Keen foresees the format extending to promoting local bands. Though The Ibis is not a live music venue, there are opportunities for performers to host listening parties for their latest releases.
“We see a lot of potential ways to connect with our community,” Keen added, something Gravity has been doing for 19 years now in business. All the vinyl Gravity stocks in the bar will be for sale to customers as well.
And careful attention will be taken to install premiere equipment, including tube amps, vintage wood grain speakers, and state-of-the-art turntables. Keen is well-versed on the technical side, working on analog audio equipment for three decades.
“I’ve gained a wealth of knowledge about what it takes to provide the best possible playback quality with records,” he said.

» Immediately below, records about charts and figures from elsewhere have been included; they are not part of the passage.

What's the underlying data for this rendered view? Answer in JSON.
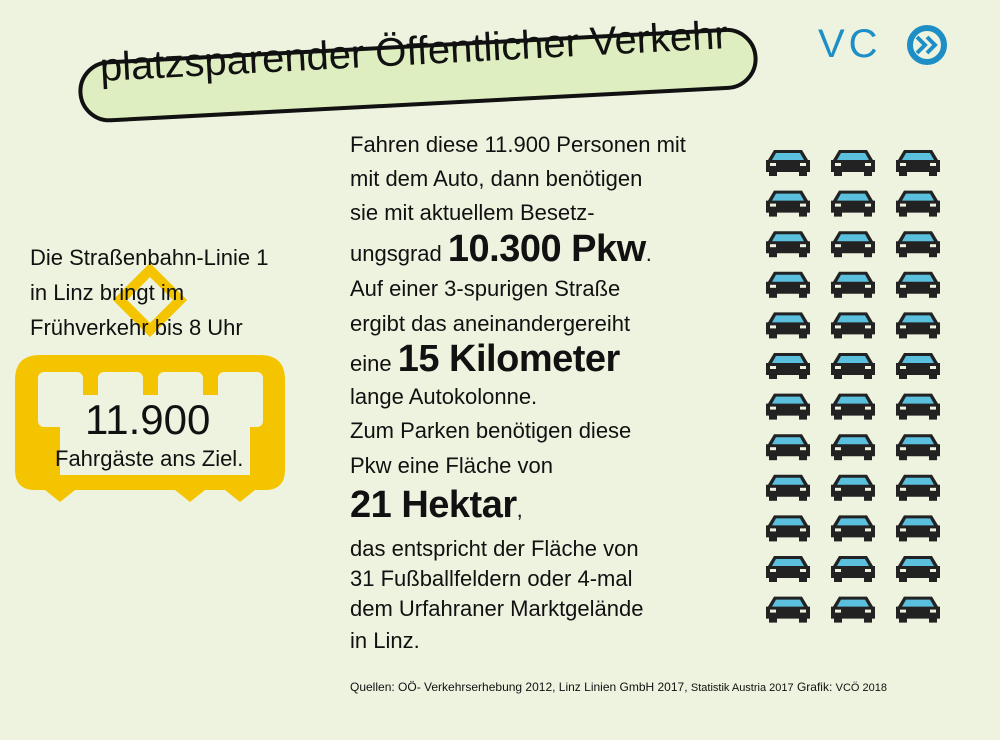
{
  "header": {
    "title": "platzsparender Öffentlicher Verkehr",
    "logo": "VC"
  },
  "tram": {
    "intro": [
      "Die Straßenbahn-Linie 1",
      "in Linz bringt im",
      "Frühverkehr bis 8 Uhr"
    ],
    "number": "11.900",
    "caption": "Fahrgäste ans Ziel."
  },
  "body": {
    "lines": [
      [
        "Fahren diese 11.900 Personen mit"
      ],
      [
        "mit dem Auto, dann benötigen"
      ],
      [
        "sie mit aktuellem Besetz-"
      ],
      [
        "ungsgrad",
        "10.300 Pkw",
        "."
      ],
      [
        "Auf einer 3-spurigen Straße"
      ],
      [
        "ergibt das aneinandergereiht"
      ],
      [
        "eine",
        "15 Kilometer"
      ],
      [
        "lange Autokolonne."
      ],
      [
        "Zum Parken benötigen diese"
      ],
      [
        "Pkw eine Fläche von"
      ],
      [
        "21 Hektar",
        ","
      ],
      [
        "das entspricht der Fläche von"
      ],
      [
        "31 Fußballfeldern oder 4-mal"
      ],
      [
        "dem Urfahraner Marktgelände"
      ],
      [
        "in Linz."
      ]
    ]
  },
  "footer": {
    "sources": [
      "Quellen: OÖ- Verkehrserhebung 2012, Linz Linien GmbH 2017,",
      "Statistik Austria 2017",
      "Grafik:",
      "VCÖ 2018"
    ]
  }
}
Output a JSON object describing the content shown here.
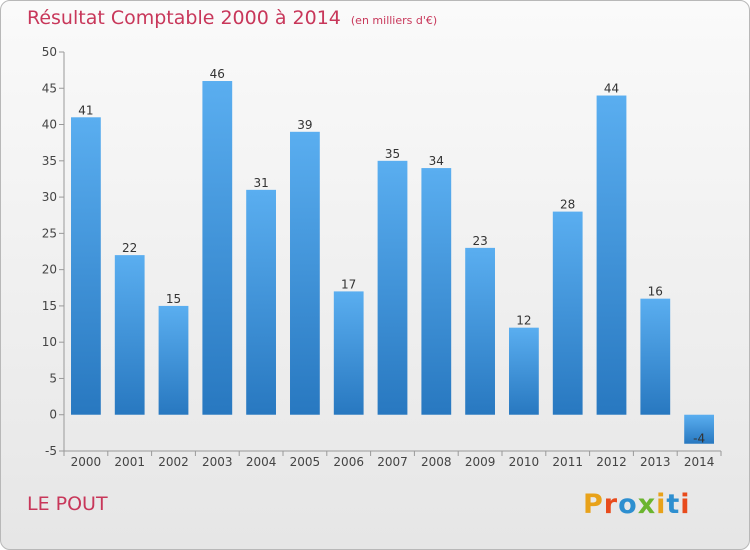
{
  "title": "Résultat Comptable 2000 à 2014",
  "unit": "(en milliers d'€)",
  "town": "LE POUT",
  "brand": {
    "text": "Proxiti",
    "colors": [
      "#e8a21a",
      "#e84b1c",
      "#2e8fd0",
      "#6bb52e",
      "#e8a21a",
      "#2e8fd0",
      "#e84b1c"
    ]
  },
  "colors": {
    "title": "#c8375a",
    "bar_light": "#5aaef0",
    "bar_dark": "#2878c0",
    "label": "#333333"
  },
  "chart_data": {
    "type": "bar",
    "title": "Résultat Comptable 2000 à 2014",
    "xlabel": "",
    "ylabel": "",
    "categories": [
      "2000",
      "2001",
      "2002",
      "2003",
      "2004",
      "2005",
      "2006",
      "2007",
      "2008",
      "2009",
      "2010",
      "2011",
      "2012",
      "2013",
      "2014"
    ],
    "values": [
      41,
      22,
      15,
      46,
      31,
      39,
      17,
      35,
      34,
      23,
      12,
      28,
      44,
      16,
      -4
    ],
    "ylim": [
      -5,
      50
    ],
    "yticks": [
      -5,
      0,
      5,
      10,
      15,
      20,
      25,
      30,
      35,
      40,
      45,
      50
    ],
    "grid": false,
    "legend": "none"
  }
}
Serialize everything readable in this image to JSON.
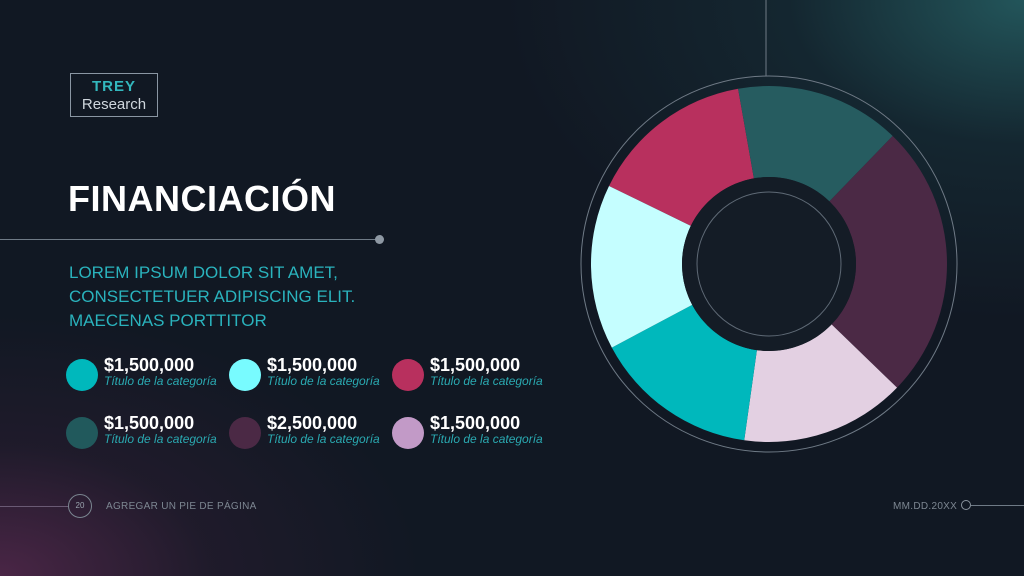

The music will be spun predominantly on in-house turntables; however, there will be opportunity for visiting DJs to bring in their own equipment.
The cocktail program will be the same high quality as the sounds, a focus on layered, balanced flavors. While The Starling has a proclivity toward featuring high-end bourbons, The Ibis will have all varieties of spirits — gins, rums, tequilas — and signature cocktails. Ray, McGee and the Starling staff are working out recipes this week for the menu.
“We also will be doing batch cocktails to serve from a keg,” Ray said, noting it likely will change weekly.
The entrepreneurs will be adding their new neighbor’s product, Pomona Shrubs, to the shelves to help build on the flavors. The fruit-tinged fermentations are vinegar-based and come in a variety of styles — blackberry-orange-ginger, pineapple-sage and lemon-lime.
Ray said The Ibis cocktail prices will be similar to The Starling, ranging $12 and up. Canned local and regional beers will be served and there will be a refined wine list.
But there will be more to the business than cocktails. The Ibis Coffee will open at 7 a.m. daily to serve java lovers. Wilmington’s Casa Blanca Roasters will be utilized for the brew.
”There will likely be a crossover with boozy coffee drinks during the transition from morning to evening,” Ray said.
Ibis Coffee will operate until 4 p.m. or 5 p.m. daily, then Ibis Hi-Fi will be open until 11 p.m., likely closed Mondays. It will always be free admission unless special events are hosted. Ray and McGee hope to open by August or September.